Consider, for example, what the Netscape and Microsoft agreements have provided for VeriSign. Without these early deals, VeriSign would not have been integrated in early versions of browser and server Internet software and would have not reached the level of ubiquity that the company enjoys today. Or take the role the USA Network agreement played for CNET early on: Had it not been for this agreement, CNET would not have been able to drive significant amount of traffic and mindshare to its network. (CNET: The Computer Network is the publisher of News.com.)

In today's Internet world, M&A has become a part of the process rather than exception. Companies continually evaluate whether they should buy or be bought. Investors now build the M&A track of companies into the due diligence process of the companies they invest in: "Is this management team strong enough to be an acquirer or should I view them as target companies?"; "Is the company standalone or will it be bought for a premium?", and so on.

Perhaps the most interesting change has occurred at the employee level. Employees are now drivers of numerous acquisition discussions. While employees used to view the change that occurred with an acquisition as an indicator that they should prepare themselves to leave their company, now they view M&A as an essential element of their future: "If the company does not have an acquisition strategy then perhaps I should reconsider whether I should work here." Employees, I believe, are now excited about the prospects of acquisition or merger.

Obviously, management has also learned a great deal about how to continue to incent employees post-merger. But clearly it's working. Judging from recent mergers, it certainly does not seem as though the best employees are being lost as a result of the AOL-Netscape or @Home/Excite agreements.

So what should we expect in the future? I think you are going to be seeing the same degree of M&A activity for a while to come.
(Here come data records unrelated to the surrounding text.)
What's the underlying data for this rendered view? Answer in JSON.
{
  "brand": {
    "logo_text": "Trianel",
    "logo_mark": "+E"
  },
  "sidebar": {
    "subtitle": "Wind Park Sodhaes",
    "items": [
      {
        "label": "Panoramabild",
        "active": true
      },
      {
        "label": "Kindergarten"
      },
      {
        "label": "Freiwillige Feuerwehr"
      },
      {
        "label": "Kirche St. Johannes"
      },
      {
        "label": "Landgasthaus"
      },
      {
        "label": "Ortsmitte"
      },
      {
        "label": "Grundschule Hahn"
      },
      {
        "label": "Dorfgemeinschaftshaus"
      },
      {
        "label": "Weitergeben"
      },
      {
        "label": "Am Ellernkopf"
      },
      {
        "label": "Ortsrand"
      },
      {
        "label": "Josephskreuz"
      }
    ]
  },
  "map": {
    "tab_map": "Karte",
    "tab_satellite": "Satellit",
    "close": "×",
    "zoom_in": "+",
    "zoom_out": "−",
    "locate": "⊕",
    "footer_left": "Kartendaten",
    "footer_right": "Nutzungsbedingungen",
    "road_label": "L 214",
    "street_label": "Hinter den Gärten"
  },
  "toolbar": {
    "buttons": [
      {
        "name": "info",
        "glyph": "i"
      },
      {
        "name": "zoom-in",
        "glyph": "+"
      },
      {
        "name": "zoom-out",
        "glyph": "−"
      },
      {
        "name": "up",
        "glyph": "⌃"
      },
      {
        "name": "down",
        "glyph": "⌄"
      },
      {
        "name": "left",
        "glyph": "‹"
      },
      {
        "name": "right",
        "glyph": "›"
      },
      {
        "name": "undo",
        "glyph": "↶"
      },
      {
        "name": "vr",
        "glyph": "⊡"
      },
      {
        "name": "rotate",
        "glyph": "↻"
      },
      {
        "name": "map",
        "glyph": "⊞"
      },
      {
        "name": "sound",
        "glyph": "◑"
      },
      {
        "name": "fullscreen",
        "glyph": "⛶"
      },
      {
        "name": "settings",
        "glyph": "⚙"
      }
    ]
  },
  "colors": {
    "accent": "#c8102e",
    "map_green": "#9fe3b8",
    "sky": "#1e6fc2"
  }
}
The nature of the Internet lends itself to regrouping, consolidating, chasing new markets in new ways. We'll have to see how these mergers play out in the longer term, but for the moment, it would seem that companies, investors, and employees have all significantly shifted the way we look at consolidation.

This column is not a recommendation to buy or sell stocks or to solicit transactions. At time of publicaton, Hambrect & Quist LLC may be a market maker and/or have investment positions in the companies mentioned in this column. It may also have been an underwriter for these companies within the last three years.